Comme le temps est compté et que les procédures mentionnées sont par nature longues et complexes, il faut se saisir de l’opportunité offerte par la campagne électorale européenne pour susciter le débat et faire élire un Parlement où les partis europhiles, dans la diversité de leurs orientations politiques, auront reçu un mandat claire pour appuyer les réformes indispensables au fonctionnement de l’Union dans l’intérêt de la plus grande majorité de ses citoyens.
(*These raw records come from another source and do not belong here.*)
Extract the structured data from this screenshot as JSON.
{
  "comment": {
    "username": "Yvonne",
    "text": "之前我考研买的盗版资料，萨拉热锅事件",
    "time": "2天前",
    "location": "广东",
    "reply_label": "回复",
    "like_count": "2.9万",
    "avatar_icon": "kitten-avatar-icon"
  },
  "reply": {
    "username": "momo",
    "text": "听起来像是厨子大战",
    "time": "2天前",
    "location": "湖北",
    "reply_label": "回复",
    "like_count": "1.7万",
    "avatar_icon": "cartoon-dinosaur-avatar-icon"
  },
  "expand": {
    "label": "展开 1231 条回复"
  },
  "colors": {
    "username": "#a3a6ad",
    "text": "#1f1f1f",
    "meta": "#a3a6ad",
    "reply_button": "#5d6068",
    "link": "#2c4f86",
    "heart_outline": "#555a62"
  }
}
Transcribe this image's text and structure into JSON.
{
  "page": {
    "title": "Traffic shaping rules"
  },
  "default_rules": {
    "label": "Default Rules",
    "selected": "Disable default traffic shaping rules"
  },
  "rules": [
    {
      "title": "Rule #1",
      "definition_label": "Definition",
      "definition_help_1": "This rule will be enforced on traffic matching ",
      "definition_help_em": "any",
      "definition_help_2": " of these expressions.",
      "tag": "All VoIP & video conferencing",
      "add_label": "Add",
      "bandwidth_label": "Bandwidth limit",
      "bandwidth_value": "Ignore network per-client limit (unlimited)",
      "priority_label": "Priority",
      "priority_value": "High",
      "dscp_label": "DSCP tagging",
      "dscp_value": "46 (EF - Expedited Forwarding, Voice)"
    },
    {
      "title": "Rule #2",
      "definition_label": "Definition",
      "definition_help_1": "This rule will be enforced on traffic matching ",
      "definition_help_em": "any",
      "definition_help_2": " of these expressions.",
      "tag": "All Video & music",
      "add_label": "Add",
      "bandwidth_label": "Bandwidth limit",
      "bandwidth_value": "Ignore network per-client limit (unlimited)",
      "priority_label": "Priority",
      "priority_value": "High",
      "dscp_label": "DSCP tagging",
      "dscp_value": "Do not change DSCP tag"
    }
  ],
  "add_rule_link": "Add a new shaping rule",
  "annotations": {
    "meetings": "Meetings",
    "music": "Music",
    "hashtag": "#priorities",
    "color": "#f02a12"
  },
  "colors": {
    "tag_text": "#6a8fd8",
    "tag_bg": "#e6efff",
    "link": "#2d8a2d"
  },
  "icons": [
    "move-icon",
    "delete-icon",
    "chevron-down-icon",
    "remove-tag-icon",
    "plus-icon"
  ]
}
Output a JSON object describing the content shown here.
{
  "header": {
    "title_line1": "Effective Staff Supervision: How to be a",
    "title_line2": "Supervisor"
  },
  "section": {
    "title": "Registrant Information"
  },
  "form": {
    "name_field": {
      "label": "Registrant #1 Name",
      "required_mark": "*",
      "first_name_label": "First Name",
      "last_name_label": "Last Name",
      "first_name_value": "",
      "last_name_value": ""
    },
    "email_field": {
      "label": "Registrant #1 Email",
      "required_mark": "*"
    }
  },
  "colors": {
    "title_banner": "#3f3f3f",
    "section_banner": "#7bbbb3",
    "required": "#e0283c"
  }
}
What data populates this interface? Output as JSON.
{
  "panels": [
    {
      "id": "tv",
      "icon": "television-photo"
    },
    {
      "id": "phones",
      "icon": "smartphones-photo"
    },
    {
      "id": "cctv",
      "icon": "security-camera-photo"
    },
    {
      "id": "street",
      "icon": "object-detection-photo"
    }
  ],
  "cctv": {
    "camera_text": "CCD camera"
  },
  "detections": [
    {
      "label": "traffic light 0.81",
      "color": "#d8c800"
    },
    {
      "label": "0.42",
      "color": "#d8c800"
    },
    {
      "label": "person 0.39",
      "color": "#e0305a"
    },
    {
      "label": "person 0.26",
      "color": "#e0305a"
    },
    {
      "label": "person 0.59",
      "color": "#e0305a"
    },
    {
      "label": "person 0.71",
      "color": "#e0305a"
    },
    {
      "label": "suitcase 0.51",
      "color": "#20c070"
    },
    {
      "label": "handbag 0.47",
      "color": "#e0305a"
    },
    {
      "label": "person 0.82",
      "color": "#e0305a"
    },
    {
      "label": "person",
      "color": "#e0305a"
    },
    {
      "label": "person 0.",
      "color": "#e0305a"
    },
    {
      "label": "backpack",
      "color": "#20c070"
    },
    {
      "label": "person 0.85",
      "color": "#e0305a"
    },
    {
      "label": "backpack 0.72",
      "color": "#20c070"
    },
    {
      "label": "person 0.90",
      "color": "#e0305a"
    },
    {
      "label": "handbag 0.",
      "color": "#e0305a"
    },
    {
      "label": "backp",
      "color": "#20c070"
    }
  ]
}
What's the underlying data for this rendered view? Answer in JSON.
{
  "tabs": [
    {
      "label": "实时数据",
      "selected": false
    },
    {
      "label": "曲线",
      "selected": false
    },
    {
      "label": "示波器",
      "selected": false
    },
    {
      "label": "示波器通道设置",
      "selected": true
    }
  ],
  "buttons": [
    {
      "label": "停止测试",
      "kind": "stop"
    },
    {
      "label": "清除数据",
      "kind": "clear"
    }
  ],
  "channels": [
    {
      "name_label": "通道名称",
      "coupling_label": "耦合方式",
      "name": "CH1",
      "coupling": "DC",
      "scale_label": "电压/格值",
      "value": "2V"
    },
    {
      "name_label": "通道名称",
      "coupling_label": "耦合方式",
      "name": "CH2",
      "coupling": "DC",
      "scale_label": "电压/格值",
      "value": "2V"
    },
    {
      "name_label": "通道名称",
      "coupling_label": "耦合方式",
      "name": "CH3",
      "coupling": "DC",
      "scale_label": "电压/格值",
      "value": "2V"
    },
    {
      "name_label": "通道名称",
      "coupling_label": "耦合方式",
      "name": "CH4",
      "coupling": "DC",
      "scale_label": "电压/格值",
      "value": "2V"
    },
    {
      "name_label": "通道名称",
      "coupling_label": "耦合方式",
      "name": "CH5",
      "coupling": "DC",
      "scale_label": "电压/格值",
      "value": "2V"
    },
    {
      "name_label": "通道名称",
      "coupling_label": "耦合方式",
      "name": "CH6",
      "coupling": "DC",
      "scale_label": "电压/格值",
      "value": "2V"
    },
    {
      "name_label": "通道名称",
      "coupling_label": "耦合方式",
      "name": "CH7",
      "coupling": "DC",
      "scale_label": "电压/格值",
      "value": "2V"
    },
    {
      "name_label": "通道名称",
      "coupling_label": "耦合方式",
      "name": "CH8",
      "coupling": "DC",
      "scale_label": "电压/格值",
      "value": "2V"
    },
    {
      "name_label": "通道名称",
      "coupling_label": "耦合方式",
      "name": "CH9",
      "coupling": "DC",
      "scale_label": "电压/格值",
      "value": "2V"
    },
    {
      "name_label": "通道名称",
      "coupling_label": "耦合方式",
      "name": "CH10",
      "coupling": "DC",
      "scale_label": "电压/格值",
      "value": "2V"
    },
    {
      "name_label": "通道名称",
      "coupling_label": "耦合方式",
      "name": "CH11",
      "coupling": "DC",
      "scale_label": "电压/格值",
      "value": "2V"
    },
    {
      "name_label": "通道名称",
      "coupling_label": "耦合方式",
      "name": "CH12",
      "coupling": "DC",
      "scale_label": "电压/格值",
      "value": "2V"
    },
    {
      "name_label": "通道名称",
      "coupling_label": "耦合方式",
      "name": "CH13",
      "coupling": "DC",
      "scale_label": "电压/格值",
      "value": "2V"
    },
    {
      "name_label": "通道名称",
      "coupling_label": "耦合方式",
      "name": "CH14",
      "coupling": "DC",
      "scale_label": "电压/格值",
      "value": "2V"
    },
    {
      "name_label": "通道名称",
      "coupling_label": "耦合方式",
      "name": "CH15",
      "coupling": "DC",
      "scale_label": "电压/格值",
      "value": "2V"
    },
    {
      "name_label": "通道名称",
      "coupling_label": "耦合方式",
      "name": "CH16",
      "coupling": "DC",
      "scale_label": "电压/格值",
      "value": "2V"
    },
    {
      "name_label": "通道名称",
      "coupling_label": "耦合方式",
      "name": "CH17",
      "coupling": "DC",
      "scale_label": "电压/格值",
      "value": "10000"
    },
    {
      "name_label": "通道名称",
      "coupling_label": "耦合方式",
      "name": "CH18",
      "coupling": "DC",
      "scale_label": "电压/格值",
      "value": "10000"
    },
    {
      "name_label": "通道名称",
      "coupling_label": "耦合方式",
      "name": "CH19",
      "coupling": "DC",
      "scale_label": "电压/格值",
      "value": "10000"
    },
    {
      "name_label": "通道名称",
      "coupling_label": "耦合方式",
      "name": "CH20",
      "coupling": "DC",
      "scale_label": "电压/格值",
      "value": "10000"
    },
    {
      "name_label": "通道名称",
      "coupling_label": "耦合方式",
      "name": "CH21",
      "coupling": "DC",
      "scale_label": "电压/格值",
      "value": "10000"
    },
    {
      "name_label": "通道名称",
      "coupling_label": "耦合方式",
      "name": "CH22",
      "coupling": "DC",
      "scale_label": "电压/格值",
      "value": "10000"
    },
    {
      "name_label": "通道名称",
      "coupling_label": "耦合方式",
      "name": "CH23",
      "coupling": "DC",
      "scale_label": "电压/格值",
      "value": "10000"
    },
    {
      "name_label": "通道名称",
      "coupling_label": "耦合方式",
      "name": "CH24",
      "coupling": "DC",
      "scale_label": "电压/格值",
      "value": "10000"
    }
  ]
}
Nous ne sommes naturellement pas naïfs au point de penser que la rationalité des arguments qui militent en faveur d’une révision fondamentale du Traité est suffisante pour rallier l’adhésion des citoyens européens parfois rudement malmenés et même abusés. En se focalisant sur les indéniables faiblesses et les erreurs commises au cours de la construction de l’Europe durant les soixante dernières années, on perd trop facilement de vue ses avantages incommensurables, laissant ainsi le champ largement libre à ses détracteurs.

Si on peut rester, malheureusement, dubitatif sur la capacité de mobiliser la volonté politique et le support de l’opinion publique nécessaires pour éviter le scénario catastrophe de la fin du rêve européen, il n’en reste pas moins vrai qu’une des clefs du succès se trouve dans le résultat des prochaines élections européennes ; ne laissons pas passer cette opportunité !

 

Bruxelles, le 28 février 2014

Paul N. Goldschmidt

Directeur, Commission Européenne (e.r.) ; Membre du Comité d’orientation de l’Institut Thomas More.